Although our research indicates a negative correlation between drinking status and kidney stones, excessive alcohol intake can still be harmful [29]. Excessive drinking is associated with various adverse health outcomes and can adversely affect health throughout a person’s lifetime [30]. In conclusion, the correlation between alcohol and kidney stones is multifaceted and incompletely understood. Although excessive drinking can elevate the risk of developing other health conditions, moderate alcohol consumption may provide protective effects. Our study revealed decreased kidney stone risk with increased drinking status in adults, demonstrating that intervening in the latter may be beneficial in preventing the former. The findings offer new clues about the potential impact of diet on kidney stone risk. To identify the underlying mechanisms and develop effective strategies to prevent kidney stones, more study is required.

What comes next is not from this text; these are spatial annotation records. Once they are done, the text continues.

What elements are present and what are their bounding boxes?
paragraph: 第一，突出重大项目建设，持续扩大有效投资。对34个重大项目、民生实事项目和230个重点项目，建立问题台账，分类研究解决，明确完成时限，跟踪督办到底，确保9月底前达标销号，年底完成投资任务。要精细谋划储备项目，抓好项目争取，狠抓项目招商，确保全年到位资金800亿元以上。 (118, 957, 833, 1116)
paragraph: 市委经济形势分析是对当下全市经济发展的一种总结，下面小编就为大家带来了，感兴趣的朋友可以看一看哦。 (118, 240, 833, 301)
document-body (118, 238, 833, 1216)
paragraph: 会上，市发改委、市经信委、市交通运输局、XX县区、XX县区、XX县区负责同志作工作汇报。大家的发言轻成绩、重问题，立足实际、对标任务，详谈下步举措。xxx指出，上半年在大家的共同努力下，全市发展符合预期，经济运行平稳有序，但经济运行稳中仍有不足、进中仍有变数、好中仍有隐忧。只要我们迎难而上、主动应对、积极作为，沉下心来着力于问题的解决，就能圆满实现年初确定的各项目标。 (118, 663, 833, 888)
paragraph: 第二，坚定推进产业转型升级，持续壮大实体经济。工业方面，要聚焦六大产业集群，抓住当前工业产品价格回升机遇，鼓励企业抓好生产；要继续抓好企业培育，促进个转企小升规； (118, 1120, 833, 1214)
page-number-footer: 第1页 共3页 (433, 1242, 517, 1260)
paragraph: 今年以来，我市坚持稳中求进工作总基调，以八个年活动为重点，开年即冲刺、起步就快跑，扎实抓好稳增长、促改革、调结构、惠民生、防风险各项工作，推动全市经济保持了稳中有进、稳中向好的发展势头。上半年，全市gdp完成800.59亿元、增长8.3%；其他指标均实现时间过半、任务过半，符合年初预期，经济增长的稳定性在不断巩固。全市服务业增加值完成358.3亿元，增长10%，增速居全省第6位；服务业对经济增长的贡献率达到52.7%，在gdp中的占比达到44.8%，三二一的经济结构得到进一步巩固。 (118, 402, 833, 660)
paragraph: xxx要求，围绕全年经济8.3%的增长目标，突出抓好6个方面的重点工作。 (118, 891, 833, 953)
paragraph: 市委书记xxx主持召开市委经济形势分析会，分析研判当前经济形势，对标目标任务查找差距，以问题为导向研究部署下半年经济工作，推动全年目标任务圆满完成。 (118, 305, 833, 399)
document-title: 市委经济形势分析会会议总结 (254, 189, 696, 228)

This study has several strengths, including our study had a large sample size of 24,446 participants (total weighted n = 185,690,415) aged 20 years or older, ensuring that our findings are representative of the general American adult population. Moreover, to our knowledge, this is the first study to use large-scale public database (NHANES) to study the relationship between drinking status and kidney stones in US adults who consume alcohol. In addition, we employed several statistical modes to comprehensively explore the relationship between drinking status and kidney stone risk from various perspectives, which enhanced the robustness and stability of our results. However, the study we conducted also has some limitations. First, as with prior cross-sectional research utilizing NHANES [31, 32], we were unable to draw causal inferences, and the results were susceptible to selection and response bias. Second, self-reported data can be associated with several biases, including recall bias. Moreover, the information recalled is not always accurate since many cases of asymptomatic stones are excluded, and ureteric and bladder stones are not included. Another limitation was that the type of kidney stones was not identified; therefore, we could not conduct further analyses investigating the various causes of kidney stones and their contribution to the increase. Furthermore, we were unable to analyze common essential risk factors, such as family history and sun exposure levels, which may have influenced our results. Additionally, there could be interactions among drinking status and BMI, race, marital status, and diabetes with respect to kidney stones disease. Nonetheless, our data offered a critical insight into the epidemiology of kidney stones and the underlying factors.

Conclusion

A negative linear relationship exists between drinking status and the prevalence of kidney stones, and heavy drinking is associated with a lower prevalence of kidney stones compared to former drinkers. These results offer important information about the connection between drinking status and the prevalence of kidney stones and may aid in the identification of new preventative and treatment strategies. Despite these results, a causal relationship between drinking status and kidney stones remains to be studied in future research.